Varenicline Failed to Help Adolescents Quit Smoking

By Lisa Rapaport

October 13, 2020

(Reuters Health) - Smokers aged 12 to 19 who sought cessation treatment didn't have any more success with varenicline than with placebo, in a recent trial.

Researchers randomly assigned 312 teens who sought smoking cessation treatment to receive 12 weeks of low-dose varenicline (0.5mg twice daily), high-dose varenicline (1mg twice daily; 0.5mg twice daily if body weight 55kg or less), or placebo.

Over weeks 9 to 12 of the intervention, continuous abstinence rates were 27% with low-dose varenicline, 20% with high-dose varenicline, and 18% with placebo. These differences - the primary endpoint for the study - weren't statistically significant.

In addition, there wasn't a statistically different 7-day point prevalence in abstinence among the three intervention groups at 12, 24, or 52 weeks, or in reduction in cigarettes smoked per day at weeks 12 or 24.

"While this study did not raise any new safety or tolerability signals for varenicline, it did not show a statistically significant advantage over placebo in smoking cessation among adolescents," said coauthor Dr. Kevin Gray, a professor of psychiatry and behavioral sciences at the Medical University of South Carolina in Charleston.

Factors maintaining cigarette smoking may differ in adolescents compared to adults, and may be heterogeneous among adolescents," Dr. Gray said by email.

"It is possible that, even if a medication precisely targets a neural mechanism underlying nicotine craving and withdrawal, psychosocial factors -- i.e., peer smoking, ambivalence about quitting -- may limit cessation success," Dr. Gray said.

Most side effects were mild, and overall treatment-emergent adverse events occurred in 53% of participants on low-dose varenicline and on placebo, and in 60% of participants on high-dose varenicline.

The most common neuropsychiatric side effects included abnormal dreams, agitation, and anxiety. Some of the non-neuropsychiatric side effects included dizziness, headache, nausea, and vomiting.

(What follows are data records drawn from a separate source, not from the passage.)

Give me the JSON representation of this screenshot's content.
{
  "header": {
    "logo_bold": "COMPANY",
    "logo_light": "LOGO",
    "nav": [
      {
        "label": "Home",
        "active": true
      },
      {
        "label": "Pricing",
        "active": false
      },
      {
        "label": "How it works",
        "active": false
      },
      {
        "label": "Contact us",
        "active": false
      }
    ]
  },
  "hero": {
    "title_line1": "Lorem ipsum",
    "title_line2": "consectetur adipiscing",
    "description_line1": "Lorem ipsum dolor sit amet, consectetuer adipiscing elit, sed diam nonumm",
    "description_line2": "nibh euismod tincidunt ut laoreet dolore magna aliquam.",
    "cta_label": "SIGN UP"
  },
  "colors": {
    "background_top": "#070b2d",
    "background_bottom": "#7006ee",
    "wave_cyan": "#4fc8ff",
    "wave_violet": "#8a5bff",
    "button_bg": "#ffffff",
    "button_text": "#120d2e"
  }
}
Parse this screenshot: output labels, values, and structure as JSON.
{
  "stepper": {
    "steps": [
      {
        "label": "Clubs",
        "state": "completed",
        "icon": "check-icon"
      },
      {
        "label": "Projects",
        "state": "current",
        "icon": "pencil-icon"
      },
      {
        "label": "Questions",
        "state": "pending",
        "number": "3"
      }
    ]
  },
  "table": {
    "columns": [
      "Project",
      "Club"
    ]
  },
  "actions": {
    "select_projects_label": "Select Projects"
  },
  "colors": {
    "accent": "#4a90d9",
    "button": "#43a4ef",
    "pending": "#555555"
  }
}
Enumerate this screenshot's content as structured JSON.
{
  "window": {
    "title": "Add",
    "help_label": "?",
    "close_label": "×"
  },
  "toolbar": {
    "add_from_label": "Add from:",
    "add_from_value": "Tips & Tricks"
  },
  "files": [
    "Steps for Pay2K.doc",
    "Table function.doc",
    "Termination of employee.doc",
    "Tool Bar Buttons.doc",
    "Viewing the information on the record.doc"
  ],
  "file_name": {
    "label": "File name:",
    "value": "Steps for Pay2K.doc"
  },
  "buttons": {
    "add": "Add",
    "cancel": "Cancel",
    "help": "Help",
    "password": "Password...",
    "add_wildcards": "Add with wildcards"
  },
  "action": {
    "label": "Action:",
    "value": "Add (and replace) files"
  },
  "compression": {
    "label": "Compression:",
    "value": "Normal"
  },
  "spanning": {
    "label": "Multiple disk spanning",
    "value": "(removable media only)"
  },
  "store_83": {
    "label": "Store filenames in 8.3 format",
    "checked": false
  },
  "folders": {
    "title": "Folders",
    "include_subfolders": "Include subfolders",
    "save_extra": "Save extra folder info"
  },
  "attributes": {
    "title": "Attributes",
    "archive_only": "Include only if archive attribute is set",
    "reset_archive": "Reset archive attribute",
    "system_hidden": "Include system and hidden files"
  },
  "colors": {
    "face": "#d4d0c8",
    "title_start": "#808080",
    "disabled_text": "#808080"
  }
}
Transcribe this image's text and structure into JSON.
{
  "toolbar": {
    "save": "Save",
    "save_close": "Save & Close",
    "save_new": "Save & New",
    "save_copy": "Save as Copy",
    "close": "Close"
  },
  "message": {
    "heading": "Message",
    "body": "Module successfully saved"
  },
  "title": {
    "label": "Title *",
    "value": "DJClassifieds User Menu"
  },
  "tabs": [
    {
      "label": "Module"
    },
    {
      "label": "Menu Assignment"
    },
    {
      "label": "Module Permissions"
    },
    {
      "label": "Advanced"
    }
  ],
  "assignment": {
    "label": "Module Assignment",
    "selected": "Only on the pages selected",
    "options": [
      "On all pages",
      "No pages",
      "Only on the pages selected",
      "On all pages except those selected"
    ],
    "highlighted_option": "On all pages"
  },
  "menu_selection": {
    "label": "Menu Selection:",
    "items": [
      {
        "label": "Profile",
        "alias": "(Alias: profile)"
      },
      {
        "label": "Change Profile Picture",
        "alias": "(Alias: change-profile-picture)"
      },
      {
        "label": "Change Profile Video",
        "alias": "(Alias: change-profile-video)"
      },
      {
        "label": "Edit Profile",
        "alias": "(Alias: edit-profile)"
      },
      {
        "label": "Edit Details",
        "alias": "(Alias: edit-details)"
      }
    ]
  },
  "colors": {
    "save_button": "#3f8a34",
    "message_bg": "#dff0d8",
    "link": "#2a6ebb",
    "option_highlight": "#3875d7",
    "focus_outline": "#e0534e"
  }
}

The higher than expected cessation prevalence with placebo may have obscured any potential benefit of varenicline among the study participants, the researchers note in The Lancet Child and Adolescent Health. The 12 weeks of treatment also included cessation counseling, making it hard to determine the any effect of medication independent of the other support participants received.

There's also a lot of variation in smoking patterns and smoking history among young people, and it's possible that varenicline is more effective for some subpopulations of adolescents and the study wasn't able to detect this, said Kylie Morphett of the School of Public Health at the University of Queensland in Australia.

"It's already the case that clinical guidelines in countries including the U.S.A. and Australia don't recommend varenicline as a smoking cessation treatment for adolescents, and unless future research suggests otherwise, this should remain the case," Morphett, co-author of an editorial accompanying the study, said by email. "More high quality research is needed on behavioral interventions that are effective for smoking cessation in young people."